In the following excerpt, Dean talks about how, when they were designing their personal mobility device called the IBOT, they realized that if they did all their research on the existing solution (the wheelchair), then their solution would look and act too much like a wheelchair. This was undesirable because the actual problem was something that a wheelchair doesn’t readily solve. I love his simple and straightforward philosophy on design:
“I try to understand the basic laws of nature. Beyond this, I do very little research as to what the product should be. You would never get the iBOT by doing research on wheelchairs. If you do “product research,” the product that you end up with will be similar to what already exists. For example, if you went out to people who make wheelchairs and said, “I want to make the next great improvement,” they would typically conduct focus groups with people who use wheelchairs. And these wheelchair users, operating within the context of their existing wheelchairs, might ask for things like a new cup holder. They saw a great cup holder in a minivan and realized that their wheelchair didn’t have one. So they ask for a cup holder, or some other incremental improvement. You have to start with basic question: if this person is now missing this amount of functionality, is there some alternative to a wheelchar that is both dramatically better and not prohibited by the laws of physics and the current state of engineering and technology?

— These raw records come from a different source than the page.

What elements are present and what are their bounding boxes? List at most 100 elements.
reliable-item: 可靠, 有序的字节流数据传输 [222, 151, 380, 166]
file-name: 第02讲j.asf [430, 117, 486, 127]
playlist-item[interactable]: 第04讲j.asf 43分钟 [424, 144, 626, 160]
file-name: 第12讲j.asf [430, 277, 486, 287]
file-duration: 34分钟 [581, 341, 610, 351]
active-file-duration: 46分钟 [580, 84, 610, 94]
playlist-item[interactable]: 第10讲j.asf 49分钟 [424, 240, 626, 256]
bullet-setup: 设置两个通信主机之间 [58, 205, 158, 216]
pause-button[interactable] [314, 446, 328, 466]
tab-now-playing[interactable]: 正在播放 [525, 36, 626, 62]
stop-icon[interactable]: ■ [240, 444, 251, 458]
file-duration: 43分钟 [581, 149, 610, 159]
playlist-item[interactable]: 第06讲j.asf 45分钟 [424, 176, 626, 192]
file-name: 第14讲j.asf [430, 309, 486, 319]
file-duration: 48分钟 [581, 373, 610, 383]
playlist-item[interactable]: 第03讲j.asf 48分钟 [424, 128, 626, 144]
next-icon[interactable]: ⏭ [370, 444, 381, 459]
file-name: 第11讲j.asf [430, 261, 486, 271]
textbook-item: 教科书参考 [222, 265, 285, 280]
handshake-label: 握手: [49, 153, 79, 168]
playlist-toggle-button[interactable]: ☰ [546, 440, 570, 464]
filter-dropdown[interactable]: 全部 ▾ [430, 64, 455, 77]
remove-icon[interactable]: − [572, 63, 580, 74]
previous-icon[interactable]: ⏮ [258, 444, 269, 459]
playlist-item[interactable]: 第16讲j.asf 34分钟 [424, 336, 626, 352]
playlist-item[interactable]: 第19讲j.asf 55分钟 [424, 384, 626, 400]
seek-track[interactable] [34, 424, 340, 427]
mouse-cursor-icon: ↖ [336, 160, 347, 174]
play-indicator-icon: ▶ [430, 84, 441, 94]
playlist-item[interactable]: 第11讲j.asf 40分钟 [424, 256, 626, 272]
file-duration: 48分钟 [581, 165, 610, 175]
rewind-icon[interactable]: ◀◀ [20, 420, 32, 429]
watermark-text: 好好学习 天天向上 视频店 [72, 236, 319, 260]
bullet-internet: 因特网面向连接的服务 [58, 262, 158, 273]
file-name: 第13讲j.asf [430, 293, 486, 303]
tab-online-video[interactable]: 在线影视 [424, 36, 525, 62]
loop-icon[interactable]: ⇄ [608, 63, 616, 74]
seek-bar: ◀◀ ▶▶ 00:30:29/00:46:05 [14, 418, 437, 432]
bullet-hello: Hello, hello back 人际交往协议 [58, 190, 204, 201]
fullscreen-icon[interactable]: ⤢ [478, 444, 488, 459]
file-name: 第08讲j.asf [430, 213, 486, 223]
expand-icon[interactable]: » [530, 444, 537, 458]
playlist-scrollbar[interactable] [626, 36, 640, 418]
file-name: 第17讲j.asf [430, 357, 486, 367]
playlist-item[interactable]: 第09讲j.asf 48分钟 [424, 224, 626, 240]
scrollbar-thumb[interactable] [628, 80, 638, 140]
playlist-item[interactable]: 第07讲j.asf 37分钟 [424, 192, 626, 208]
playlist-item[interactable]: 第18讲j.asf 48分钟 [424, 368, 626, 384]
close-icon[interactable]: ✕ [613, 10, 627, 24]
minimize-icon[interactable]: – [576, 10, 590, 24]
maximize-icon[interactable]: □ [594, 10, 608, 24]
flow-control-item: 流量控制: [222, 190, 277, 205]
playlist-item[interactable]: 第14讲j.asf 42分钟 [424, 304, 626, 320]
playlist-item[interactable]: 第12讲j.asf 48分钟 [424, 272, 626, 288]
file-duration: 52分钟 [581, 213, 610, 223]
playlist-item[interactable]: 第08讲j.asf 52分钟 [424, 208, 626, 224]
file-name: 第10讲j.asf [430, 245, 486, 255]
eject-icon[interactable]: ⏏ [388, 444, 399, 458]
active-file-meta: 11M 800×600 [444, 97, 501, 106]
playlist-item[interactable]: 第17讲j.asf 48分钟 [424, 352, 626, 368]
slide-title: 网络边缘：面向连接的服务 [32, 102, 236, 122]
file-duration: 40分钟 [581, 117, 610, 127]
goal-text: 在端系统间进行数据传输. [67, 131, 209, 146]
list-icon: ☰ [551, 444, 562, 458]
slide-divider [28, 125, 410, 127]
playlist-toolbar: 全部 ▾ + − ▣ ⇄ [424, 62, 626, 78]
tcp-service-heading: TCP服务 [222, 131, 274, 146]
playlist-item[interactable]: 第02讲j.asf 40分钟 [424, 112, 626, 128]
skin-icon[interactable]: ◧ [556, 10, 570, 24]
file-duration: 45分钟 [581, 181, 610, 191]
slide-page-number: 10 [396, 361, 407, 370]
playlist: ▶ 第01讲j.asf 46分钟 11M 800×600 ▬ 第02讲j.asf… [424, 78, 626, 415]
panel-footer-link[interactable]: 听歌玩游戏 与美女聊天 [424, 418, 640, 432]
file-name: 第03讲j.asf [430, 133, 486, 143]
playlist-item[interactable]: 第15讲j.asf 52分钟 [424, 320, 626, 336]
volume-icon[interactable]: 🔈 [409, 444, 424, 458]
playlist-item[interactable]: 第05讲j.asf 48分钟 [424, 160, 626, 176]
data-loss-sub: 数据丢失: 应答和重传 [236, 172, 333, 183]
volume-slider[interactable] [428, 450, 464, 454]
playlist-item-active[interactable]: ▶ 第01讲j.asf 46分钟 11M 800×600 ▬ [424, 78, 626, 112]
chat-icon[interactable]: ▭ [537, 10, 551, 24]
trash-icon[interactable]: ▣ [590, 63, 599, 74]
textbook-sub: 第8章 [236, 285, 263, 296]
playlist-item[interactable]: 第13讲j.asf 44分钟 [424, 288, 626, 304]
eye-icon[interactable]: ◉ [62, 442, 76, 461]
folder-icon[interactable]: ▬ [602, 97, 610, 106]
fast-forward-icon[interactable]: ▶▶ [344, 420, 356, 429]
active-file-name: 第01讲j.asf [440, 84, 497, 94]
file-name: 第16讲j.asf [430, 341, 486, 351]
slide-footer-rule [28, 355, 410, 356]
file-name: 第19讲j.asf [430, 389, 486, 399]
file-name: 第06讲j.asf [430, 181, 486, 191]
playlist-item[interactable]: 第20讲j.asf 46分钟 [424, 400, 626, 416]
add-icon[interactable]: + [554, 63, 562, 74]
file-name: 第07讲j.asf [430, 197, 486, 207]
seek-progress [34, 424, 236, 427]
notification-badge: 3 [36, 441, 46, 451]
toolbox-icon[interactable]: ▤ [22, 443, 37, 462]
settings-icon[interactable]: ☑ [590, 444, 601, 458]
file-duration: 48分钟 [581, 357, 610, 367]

“Focusing on the problem in this fundamental way allowed us to understand that wheelchair users need to have the same small footprint on the ground as you and I so they can navigate around areas and obstacles as we do. They need to have their eyes and hands at the same level as a standing person, so they can see over counters and get things down from shelves. They need to be able to get water out of a faucet. And so on. In order to achieve any of these things, we looked a how fully functioning humans do it. They do it by being dynamically stable – by constantly adjusting themselves to maintain balance. Balance is a preprequisite condition to living in a world that is architected by people who walk around balancing themselves. So we decided to forget about wheelchairs and focus on the real problem. The real problem isn’t locomotion – wheels solve that problem fine. The real problem is that these people typically lost their ability to move around while also physically elevating themselves within a small footprint, which requires dynamic stability. Solving this problem would dramatically improve their lives.”